Table 4 Parameters of the transference function model for the four substrates studied (raw and trampled llama dungs and raw and trampled dromedary dungs)
Full size table

The obtained lag times (ʎ) were found to be almost zero across the board, indicating a fast consumption of the easy and most available biodegradable components of the two dungs assayed in all the AD processes studied [23].
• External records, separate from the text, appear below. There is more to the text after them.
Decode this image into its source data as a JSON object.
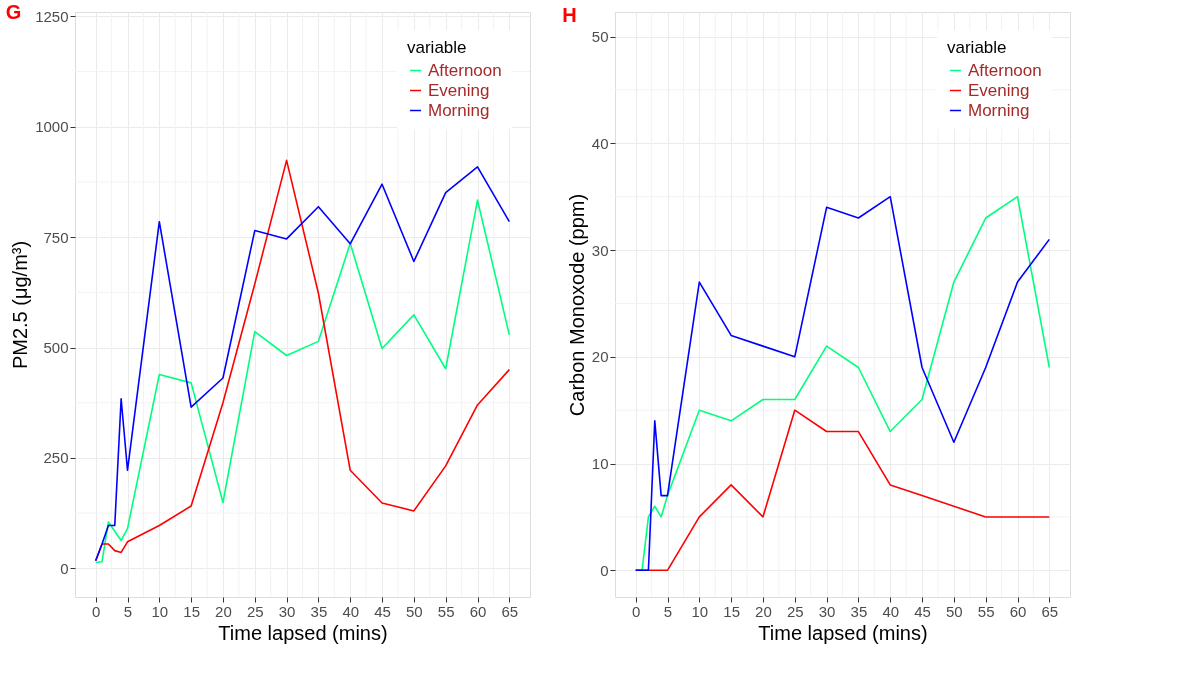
{
  "chart_data": [
    {
      "type": "line",
      "title": "G",
      "xlabel": "Time lapsed (mins)",
      "ylabel": "PM2.5 (μg/m³)",
      "legend_title": "variable",
      "legend": "top right",
      "grid": true,
      "line_style": "solid",
      "x": [
        0,
        1,
        2,
        3,
        4,
        5,
        10,
        15,
        20,
        25,
        30,
        35,
        40,
        45,
        50,
        55,
        60,
        65
      ],
      "xlim": [
        -3.25,
        68.25
      ],
      "xticks": [
        0,
        5,
        10,
        15,
        20,
        25,
        30,
        35,
        40,
        45,
        50,
        55,
        60,
        65
      ],
      "ylim": [
        -65,
        1260
      ],
      "yticks": [
        0,
        250,
        500,
        750,
        1000,
        1250
      ],
      "series": [
        {
          "name": "Afternoon",
          "color": "#00ff7f",
          "values": [
            13,
            15,
            105,
            84,
            63,
            90,
            439,
            420,
            149,
            536,
            482,
            514,
            736,
            498,
            574,
            452,
            834,
            529
          ]
        },
        {
          "name": "Evening",
          "color": "#ff0000",
          "values": [
            17,
            55,
            55,
            40,
            36,
            60,
            97,
            141,
            375,
            644,
            924,
            623,
            222,
            148,
            130,
            232,
            370,
            450
          ]
        },
        {
          "name": "Morning",
          "color": "#0000ff",
          "values": [
            17,
            55,
            97,
            97,
            384,
            222,
            785,
            365,
            431,
            765,
            746,
            819,
            735,
            870,
            695,
            851,
            909,
            785
          ]
        }
      ]
    },
    {
      "type": "line",
      "title": "H",
      "xlabel": "Time lapsed (mins)",
      "ylabel": "Carbon Monoxode (ppm)",
      "legend_title": "variable",
      "legend": "top right",
      "grid": true,
      "line_style": "solid",
      "x": [
        0,
        1,
        2,
        3,
        4,
        5,
        10,
        15,
        20,
        25,
        30,
        35,
        40,
        45,
        50,
        55,
        60,
        65
      ],
      "xlim": [
        -3.25,
        68.25
      ],
      "xticks": [
        0,
        5,
        10,
        15,
        20,
        25,
        30,
        35,
        40,
        45,
        50,
        55,
        60,
        65
      ],
      "ylim": [
        -2.5,
        52.3
      ],
      "yticks": [
        0,
        10,
        20,
        30,
        40,
        50
      ],
      "series": [
        {
          "name": "Afternoon",
          "color": "#00ff7f",
          "values": [
            0,
            0,
            5,
            6,
            5,
            7,
            15,
            14,
            16,
            16,
            21,
            19,
            13,
            16,
            27,
            33,
            35,
            19
          ]
        },
        {
          "name": "Evening",
          "color": "#ff0000",
          "values": [
            0,
            0,
            0,
            0,
            0,
            0,
            5,
            8,
            5,
            15,
            13,
            13,
            8,
            7,
            6,
            5,
            5,
            5
          ]
        },
        {
          "name": "Morning",
          "color": "#0000ff",
          "values": [
            0,
            0,
            0,
            14,
            7,
            7,
            27,
            22,
            21,
            20,
            34,
            33,
            35,
            19,
            12,
            19,
            27,
            31
          ]
        }
      ]
    }
  ]
}
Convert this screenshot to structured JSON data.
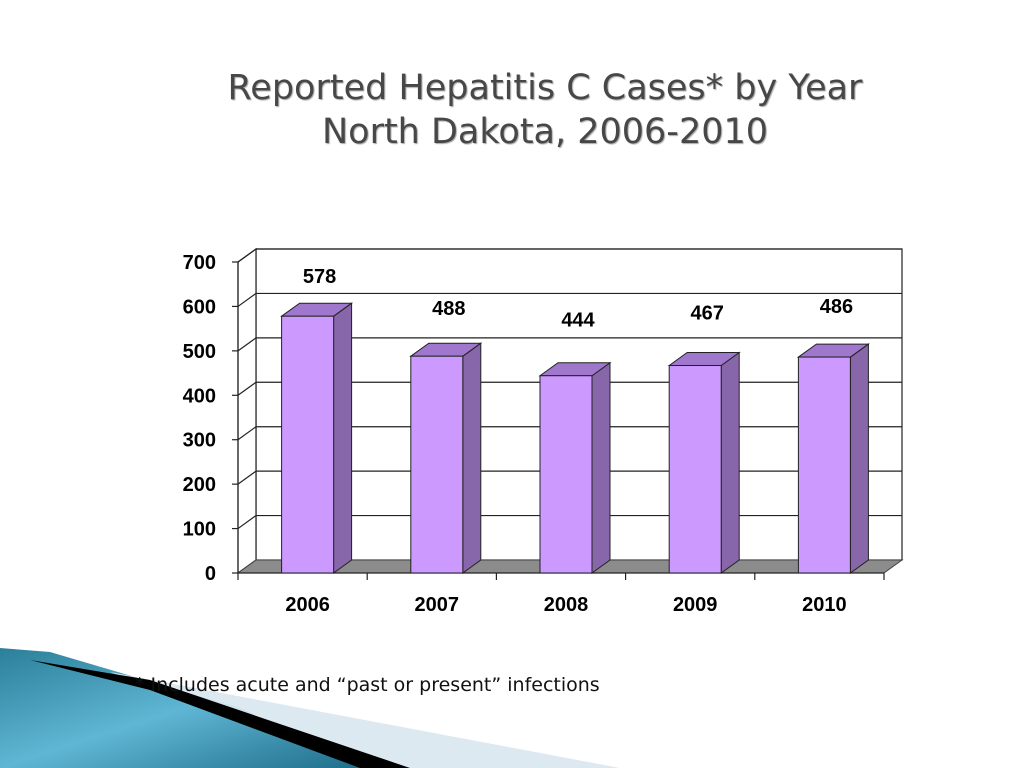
{
  "title": {
    "line1": "Reported Hepatitis C Cases* by Year",
    "line2": "North Dakota, 2006-2010"
  },
  "footnote": "* Includes acute and “past or present” infections",
  "colors": {
    "bar_front": "#cc99ff",
    "bar_side": "#8866aa",
    "bar_top": "#9f77cc",
    "floor": "#8c8c8c",
    "title": "#474747"
  },
  "chart_data": {
    "type": "bar",
    "title": "Reported Hepatitis C Cases* by Year North Dakota, 2006-2010",
    "xlabel": "",
    "ylabel": "",
    "categories": [
      "2006",
      "2007",
      "2008",
      "2009",
      "2010"
    ],
    "values": [
      578,
      488,
      444,
      467,
      486
    ],
    "data_labels": [
      "578",
      "488",
      "444",
      "467",
      "486"
    ],
    "ylim": [
      0,
      700
    ],
    "yticks": [
      0,
      100,
      200,
      300,
      400,
      500,
      600,
      700
    ],
    "ytick_labels": [
      "0",
      "100",
      "200",
      "300",
      "400",
      "500",
      "600",
      "700"
    ],
    "grid": true,
    "style": "3d",
    "legend": "none"
  }
}
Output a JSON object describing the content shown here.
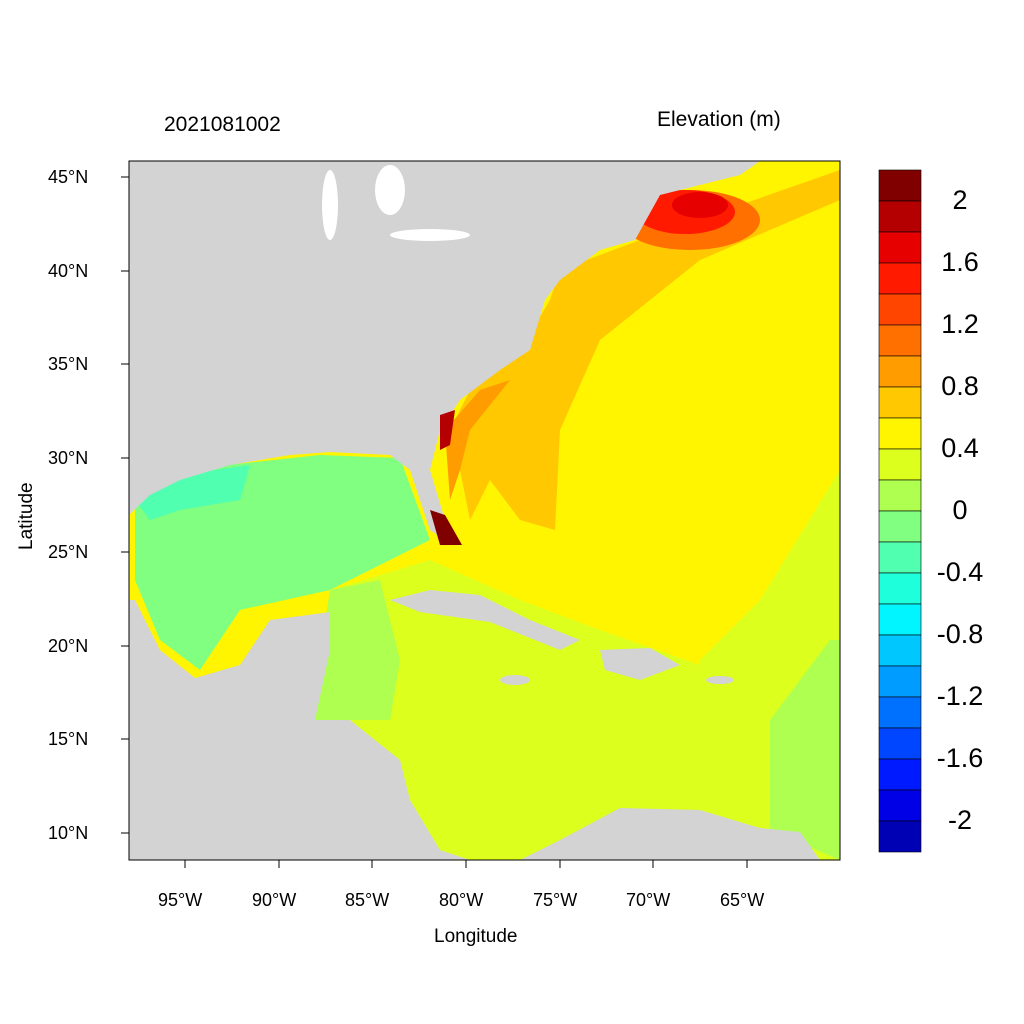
{
  "header": {
    "date_stamp": "2021081002",
    "variable_title": "Elevation (m)"
  },
  "axes": {
    "xlabel": "Longitude",
    "ylabel": "Latitude",
    "x_ticks": [
      "95°W",
      "90°W",
      "85°W",
      "80°W",
      "75°W",
      "70°W",
      "65°W"
    ],
    "y_ticks": [
      "45°N",
      "40°N",
      "35°N",
      "30°N",
      "25°N",
      "20°N",
      "15°N",
      "10°N"
    ]
  },
  "colorbar": {
    "labels": [
      "2",
      "1.6",
      "1.2",
      "0.8",
      "0.4",
      "0",
      "-0.4",
      "-0.8",
      "-1.2",
      "-1.6",
      "-2"
    ],
    "colors": [
      "#800000",
      "#B40000",
      "#E60000",
      "#FF1A00",
      "#FF4500",
      "#FF7000",
      "#FF9C00",
      "#FFC800",
      "#FFF500",
      "#DCFF1E",
      "#AFFF50",
      "#80FF80",
      "#50FFAF",
      "#1EFFDC",
      "#00F5FF",
      "#00C8FF",
      "#009CFF",
      "#0070FF",
      "#0045FF",
      "#001AFF",
      "#0000E6",
      "#0000B4"
    ]
  },
  "map": {
    "land_color": "#D3D3D3",
    "lon_range": [
      -98,
      -60
    ],
    "lat_range": [
      8.5,
      45.9
    ]
  }
}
As it is shown in Table 4, the maximum methane production rate (Rm) for trampled llama dung (22.0 mL CH4 g−1 VS d−1) was 83.3%, 24.4% and 22.9% higher than that obtained for raw llama manure (12.0 mL CH4 g−1 VS d−1), and for raw and trampled dromedary dungs, respectively, which were practically identical (17.4 and 17.9 mL CH4 g−1 VS d−1, respectively). The highest value for Rm achieved for trampled llama dung could be again attributed to the quality, and in particular to the higher nitrogen content (2%), and the higher VS content present in this manure (780 g kg−1) compared to that contained in the raw llama (665 g kg−1) and raw and trampled dromedary dungs (727 and 718 g kg−1, respectively) [32].

3.5 Energy output

Although the AD is an environment-friendly process since it stabilizes the organic matter and reduces the polluting power of the substrates, it is very important that a high methane yield and an energy output are obtained during the process. The energy output has been estimated from experimental BMP data obtained in these experiments by using Eq. 3. The energy output or viability of the process is a key factor in scaling up the anaerobic digestion process. It should be taken into account that during the experiment, the inoculum had not been acclimatized to the new substrates, and therefore, the methane yield is, in general, underestimated. Energy output ranged from 14.1 kJ g−1 VSremoved to 8.7 kJ g−1 VSremoved for trampled llama and raw llama dungs, respectively. For dromedary wastes, the energy output was 10.1 kJ g−1 VSremoved and 11.8 kJ g−1 VSremoved for trampled and raw dromedary dungs, respectively. Energy output values from 9.43 to 25.5 kJ g−1 VSremoved were reported by Pasalari et al. [26] in the AD of landfill leachate after electrochemical oxidation pre-treatments. The values obtained in the present experiments were near the values previously reported. Passos et al. [40] reported an energy recovery of 4.1 kJ g−1 feedstock in the conventional AD of dairy manure. This low energy recovery is attributed to the low biodegradability of the lignocellulosic organic fraction in dairy manure. Therefore, these results indicated that the AD of llama and dromedary dungs (trampled and raw) is a feasible and suitable alternative for energy production.

4 Conclusions

Methane yield values in the range of 185.9–333.0 mL CH4 g−1 VS were found in BMP experiments of llama and dromedary dungs (both raw and trampled) carried out at mesophilic temperature (35 °C). The highest value was obtained for trampled llama dung (333.0 mL CH4 g−1 VS), which is attributed to its high VS and N contents, as well as to the appropriate C/N ratio (23.6) for anaerobic digestion (AD) of this dung when compared to the others. Data from AD experiments of these manures were well described by the first-order and transfer function models. The hydrolysis rate constants, kh, (first-order kinetic model), for the trampled dungs were 19% and 11% higher than those obtained for raw dungs, in the cases of dromedary and llama manures, respectively. In addition, the maximum methane production rate (Rm) (transference function model) for trampled llama dung was 83.3%, 24.4% and 22.9% higher than those obtained for raw llama manure and for raw and trampled dromedary dungs, respectively. It can be concluded that the AD of llama and dromedary dungs (trampled and raw) is a promising and beneficial option for energy production.